Help Me! Why is “S&M” Lingo So Common in Anime and Manga?

Out of the many tropes and trends to come out of anime and manga, there’s one I find especially curious: the casual use of “sadist” and “masochist” to describe characters. It’d be more understandable if it was limited to more sexually charged series, or to describe villains as “sadistic bastards,” but it occurs in just about everything—romances, kids’ shows, sports/competition series, and so-on. You see the letters “S” and “M” thrown around by characters as if it’s the most normal thing to say in a conversation.

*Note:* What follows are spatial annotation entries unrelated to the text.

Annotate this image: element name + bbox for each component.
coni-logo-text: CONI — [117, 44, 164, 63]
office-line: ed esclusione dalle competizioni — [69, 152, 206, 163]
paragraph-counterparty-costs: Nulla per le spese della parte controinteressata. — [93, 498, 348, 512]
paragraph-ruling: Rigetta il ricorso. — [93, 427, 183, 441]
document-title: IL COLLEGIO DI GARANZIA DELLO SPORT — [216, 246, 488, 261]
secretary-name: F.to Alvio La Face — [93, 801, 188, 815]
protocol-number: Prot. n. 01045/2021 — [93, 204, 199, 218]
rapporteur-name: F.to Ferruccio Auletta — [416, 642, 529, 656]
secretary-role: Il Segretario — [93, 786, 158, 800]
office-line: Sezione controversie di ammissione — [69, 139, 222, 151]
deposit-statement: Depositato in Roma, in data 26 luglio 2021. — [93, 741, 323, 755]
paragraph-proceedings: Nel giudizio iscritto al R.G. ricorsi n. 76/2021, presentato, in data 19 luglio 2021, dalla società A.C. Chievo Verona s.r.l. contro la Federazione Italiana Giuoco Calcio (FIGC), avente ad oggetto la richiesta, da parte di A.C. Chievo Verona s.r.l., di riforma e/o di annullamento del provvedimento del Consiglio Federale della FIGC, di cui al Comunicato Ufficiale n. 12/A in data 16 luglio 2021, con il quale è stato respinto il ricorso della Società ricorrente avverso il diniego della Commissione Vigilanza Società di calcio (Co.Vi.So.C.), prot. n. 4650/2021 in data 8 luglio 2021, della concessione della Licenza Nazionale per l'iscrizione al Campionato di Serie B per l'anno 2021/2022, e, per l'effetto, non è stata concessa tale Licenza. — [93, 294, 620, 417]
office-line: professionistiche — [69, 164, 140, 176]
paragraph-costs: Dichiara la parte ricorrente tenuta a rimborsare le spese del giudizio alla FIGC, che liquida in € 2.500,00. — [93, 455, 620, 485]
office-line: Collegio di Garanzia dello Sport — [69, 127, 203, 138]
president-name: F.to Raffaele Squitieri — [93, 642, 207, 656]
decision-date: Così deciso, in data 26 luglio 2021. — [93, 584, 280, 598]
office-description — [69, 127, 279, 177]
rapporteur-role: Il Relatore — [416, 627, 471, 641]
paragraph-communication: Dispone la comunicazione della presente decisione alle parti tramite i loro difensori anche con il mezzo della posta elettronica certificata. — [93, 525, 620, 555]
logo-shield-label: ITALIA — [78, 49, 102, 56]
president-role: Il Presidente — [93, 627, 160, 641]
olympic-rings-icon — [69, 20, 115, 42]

In series like Prison School, “S&M” is used conventionally to refer to kinks and fetishes. In other cases, like Chihayafuru, the phrase is more removed from an explicitly sexual context, and could potentially be seen as simply referring to a non-sexual pleasure derived from inflicting or receiving pain. Or perhaps that layer of sexual tension and mild eroticism that permeates many anime and manga also trickle down into the ones that aren’t like that. The same could perhaps be extended to phrases like “siscon,” though many recent anime have gone out of their way to make that particular phrase anything but innocent.

I’m not against this trend of using “S&M” terminology, or at least find no need to take umbrage with it, but it really makes me wonder where the heck it all comes from. Is it a few famous titles? Could it be from some visual novels that got big among otaku? Or maybe it’s from something more mainstream, like classic Japanese literature. Yet, try as I might, any attempts at cursory research turn up fruitless. I get the feeling that there’s no straightforward answer, and that it might be bits and pieces of both Japanese domestic and foreign imported culture mixed together into a complex stew.

If anyone has any expertise on this matter, or knows any potential resources that could point me in the right direction, I’d love to know. This is one mystery that I really want to solve.